A historiadora Anita Novinsky,
professora de pós-graduação na
USP, reuniu documentos encontrados em Portugal segundo os
quais Raposo Tavares teria razões
religiosas para queimar igrejas:
sua madrasta, Maria da Costa, foi
presa pela Inquisição em 1618 sob
a acusação de "judaísmo" e só
saiu do cárcere seis anos depois.
Em 1496, D. Manuel, rei de Portugal, decretou que os judeus deveriam ser expulsos do país.
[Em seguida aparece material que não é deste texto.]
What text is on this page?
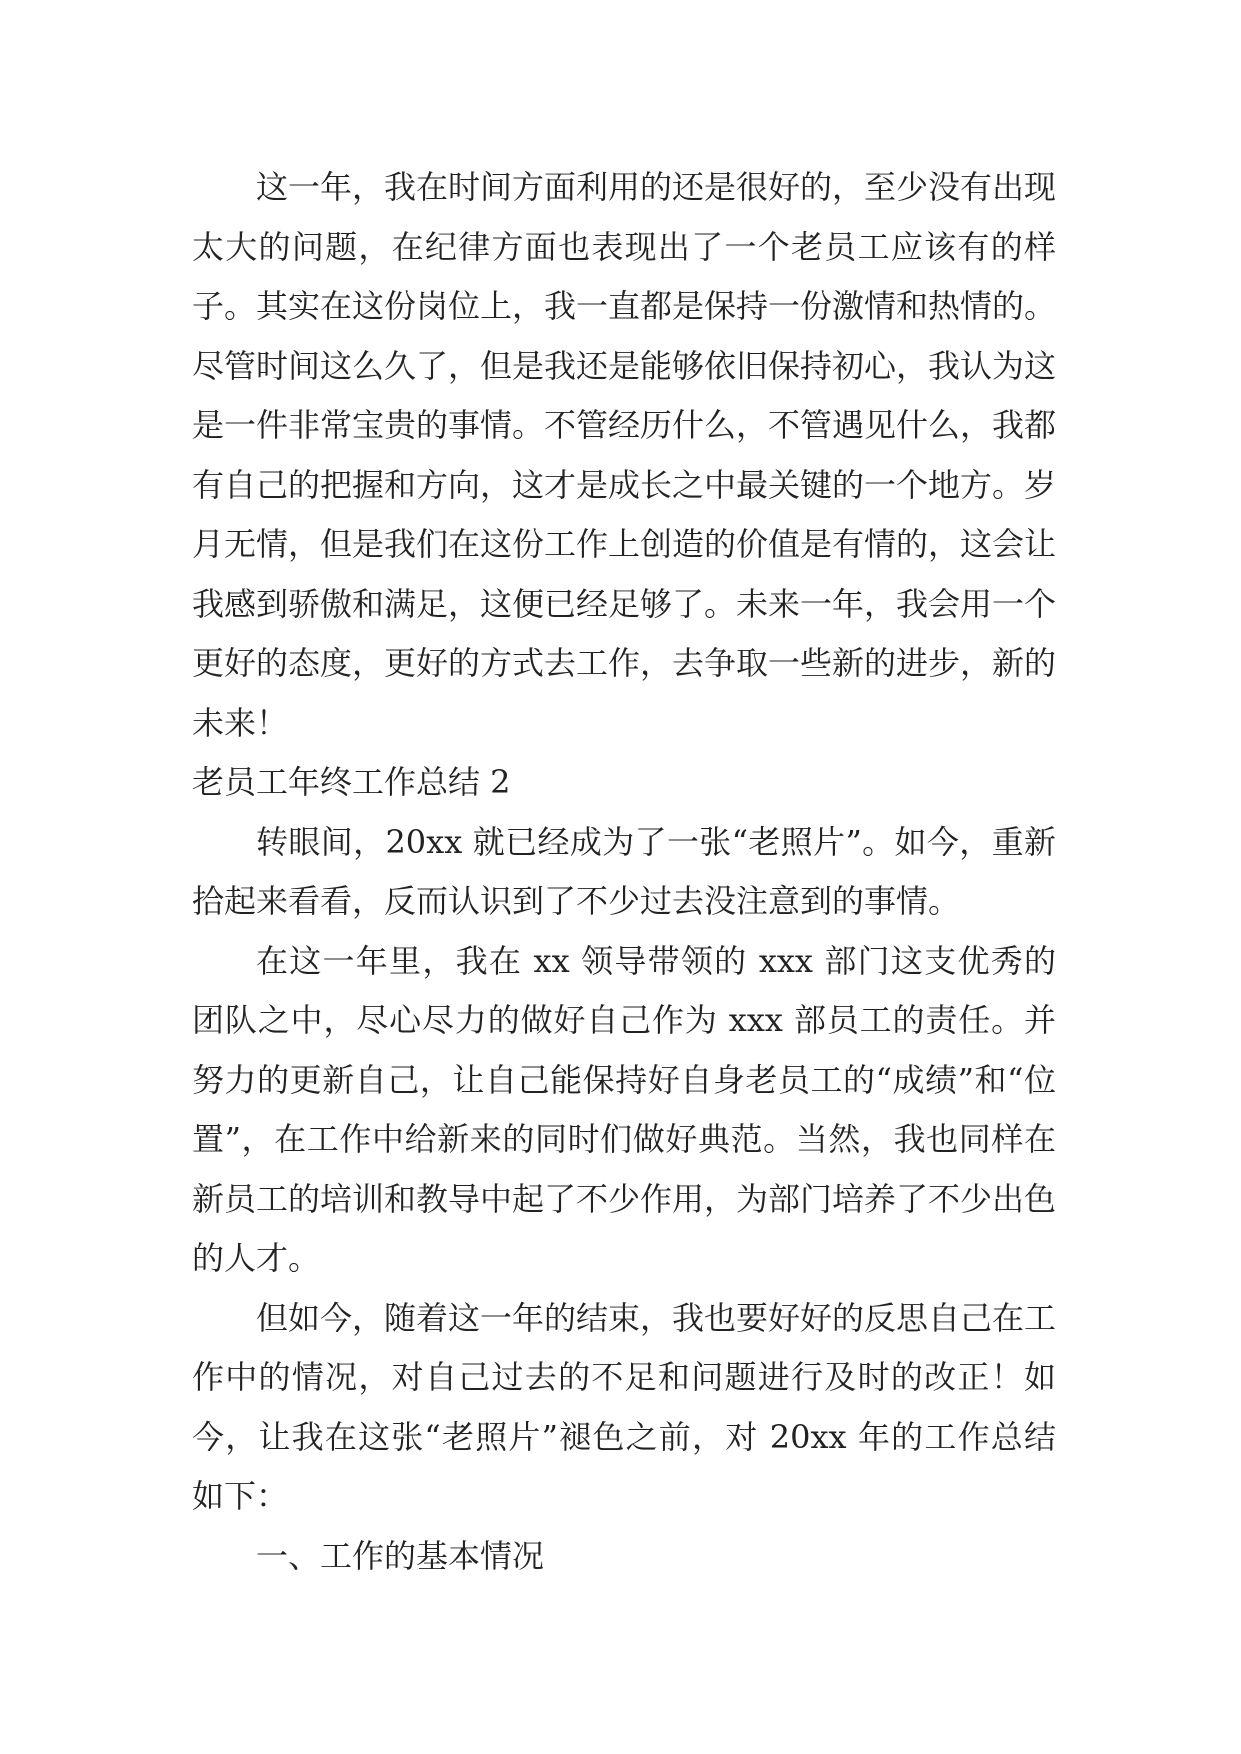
这一年，我在时间方面利用的还是很好的，至少没有出现太大的问题，在纪律方面也表现出了一个老员工应该有的样子。其实在这份岗位上，我一直都是保持一份激情和热情的。尽管时间这么久了，但是我还是能够依旧保持初心，我认为这是一件非常宝贵的事情。不管经历什么，不管遇见什么，我都有自己的把握和方向，这才是成长之中最关键的一个地方。岁月无情，但是我们在这份工作上创造的价值是有情的，这会让我感到骄傲和满足，这便已经足够了。未来一年，我会用一个更好的态度，更好的方式去工作，去争取一些新的进步，新的未来！

老员工年终工作总结 2

转眼间，20xx 就已经成为了一张“老照片”。如今，重新拾起来看看，反而认识到了不少过去没注意到的事情。

在这一年里，我在 xx 领导带领的 xxx 部门这支优秀的团队之中，尽心尽力的做好自己作为 xxx 部员工的责任。并努力的更新自己，让自己能保持好自身老员工的“成绩”和“位置”，在工作中给新来的同时们做好典范。当然，我也同样在新员工的培训和教导中起了不少作用，为部门培养了不少出色的人才。

但如今，随着这一年的结束，我也要好好的反思自己在工作中的情况，对自己过去的不足和问题进行及时的改正！如今，让我在这张“老照片”褪色之前，对 20xx 年的工作总结如下：

一、工作的基本情况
Só
poderiam ficar os que aceitassem
a conversão ao catolicismo, chamados de cristãos novos.
Raposo Tavares foi criado até os
18 anos na casa da madrasta, uma
cristã nova que seguia a tradição
religiosa como "uma judia fervorosa", na definição de Novinsky.
A mãe de Raposo Tavares também era cristã nova.
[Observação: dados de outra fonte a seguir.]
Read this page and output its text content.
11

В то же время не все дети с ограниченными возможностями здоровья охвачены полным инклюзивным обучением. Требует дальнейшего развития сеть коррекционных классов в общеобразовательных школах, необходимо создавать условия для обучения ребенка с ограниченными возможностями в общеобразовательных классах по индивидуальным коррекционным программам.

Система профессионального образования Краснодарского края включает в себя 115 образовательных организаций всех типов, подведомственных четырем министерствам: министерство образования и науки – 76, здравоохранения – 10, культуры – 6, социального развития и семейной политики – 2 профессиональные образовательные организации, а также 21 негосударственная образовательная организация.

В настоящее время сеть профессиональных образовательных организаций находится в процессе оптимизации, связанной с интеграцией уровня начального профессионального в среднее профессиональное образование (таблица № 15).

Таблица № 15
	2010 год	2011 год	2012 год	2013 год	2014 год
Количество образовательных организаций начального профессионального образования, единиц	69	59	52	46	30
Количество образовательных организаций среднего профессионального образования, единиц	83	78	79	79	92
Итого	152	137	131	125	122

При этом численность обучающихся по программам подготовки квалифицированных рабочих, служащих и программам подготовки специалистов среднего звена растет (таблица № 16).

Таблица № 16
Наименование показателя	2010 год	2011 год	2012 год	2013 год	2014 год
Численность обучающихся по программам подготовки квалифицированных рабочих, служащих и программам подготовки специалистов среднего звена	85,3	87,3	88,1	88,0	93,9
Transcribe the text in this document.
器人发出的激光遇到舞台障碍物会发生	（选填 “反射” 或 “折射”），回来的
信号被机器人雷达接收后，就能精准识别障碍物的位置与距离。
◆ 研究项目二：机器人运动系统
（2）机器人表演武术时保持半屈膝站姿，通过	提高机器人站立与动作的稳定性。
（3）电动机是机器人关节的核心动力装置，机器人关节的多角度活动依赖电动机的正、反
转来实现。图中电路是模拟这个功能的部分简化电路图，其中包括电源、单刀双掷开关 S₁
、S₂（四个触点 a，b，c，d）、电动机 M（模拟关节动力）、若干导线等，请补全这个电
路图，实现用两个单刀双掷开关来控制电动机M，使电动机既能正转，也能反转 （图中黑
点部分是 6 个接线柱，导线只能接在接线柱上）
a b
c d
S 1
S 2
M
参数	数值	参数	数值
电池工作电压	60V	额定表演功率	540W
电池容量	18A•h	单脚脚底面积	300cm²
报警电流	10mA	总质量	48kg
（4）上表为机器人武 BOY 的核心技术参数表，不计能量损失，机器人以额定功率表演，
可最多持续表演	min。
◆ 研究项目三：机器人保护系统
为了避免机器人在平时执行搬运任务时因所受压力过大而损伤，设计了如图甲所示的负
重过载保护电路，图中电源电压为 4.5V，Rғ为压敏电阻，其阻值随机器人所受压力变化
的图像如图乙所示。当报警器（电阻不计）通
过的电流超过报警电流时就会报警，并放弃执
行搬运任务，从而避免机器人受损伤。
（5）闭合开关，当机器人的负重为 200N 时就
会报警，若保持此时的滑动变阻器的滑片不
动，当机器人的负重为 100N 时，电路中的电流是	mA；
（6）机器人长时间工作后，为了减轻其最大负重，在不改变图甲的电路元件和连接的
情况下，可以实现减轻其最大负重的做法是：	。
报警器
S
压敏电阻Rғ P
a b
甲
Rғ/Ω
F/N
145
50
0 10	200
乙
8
"Há razões ideológicas na fúria
dos bandeirantes contra a igreja.
Ela representava a força que tinha
destruído suas vidas e confiscado
seus bens em Portugal", diz Novinsky, autora de oito livros sobre
a Inquisição. Raposo Tavares matou jesuítas porque eles eram comissários da Inquisição na América, segundo a historiadora.
Os documentos serão debatidos
no simpósio "O Legado dos Judeus para a Cidade de São Paulo",
em novembro. O simpósio é promovido pelo Laboratório de Estudos sobre a Intolerância, da USP,
e pelo clube A Hebraica.
Uma outra história
Segundo a nova perspectiva,
Raposo Tavares e bandeirantes
que atacavam igrejas podem ser
vistos como "subversivos", desafiadores da hegemonia católica,
na visão de Novinsky. Entre os
bandeirantes, eram cristãos novos Raposo Tavares, Fernão Dias
Paes e Brás Leme. Baltazar Fernandes, fundador de Sorocaba,
matou com um tiro na cabeça o
padre Diogo de Alfaro, que tinha
sido enviado pela Inquisição para
investigar os paulistas.
"A história do período colonial
precisa ser reescrita", defende. Os
novos documentos mudam as
histórias das bandeiras e do Brasil, de acordo com a historiadora.
Os ataques das bandeiras às reduções, áreas em que os jesuítas
agrupavam os índios para catequizá-los, ocorreram na primeira
metade do século 17. O mais célebre dos ataques foi contra as reduções na região de Guairá, hoje território paraguaio, em 1628. Raposo Tavares teria saído de São Paulo com 900 brancos e 3.000 índios.
Foi nesse episódio que Raposo
Tavares fez a sua confissão de judaísmo, na visão de Novinsky.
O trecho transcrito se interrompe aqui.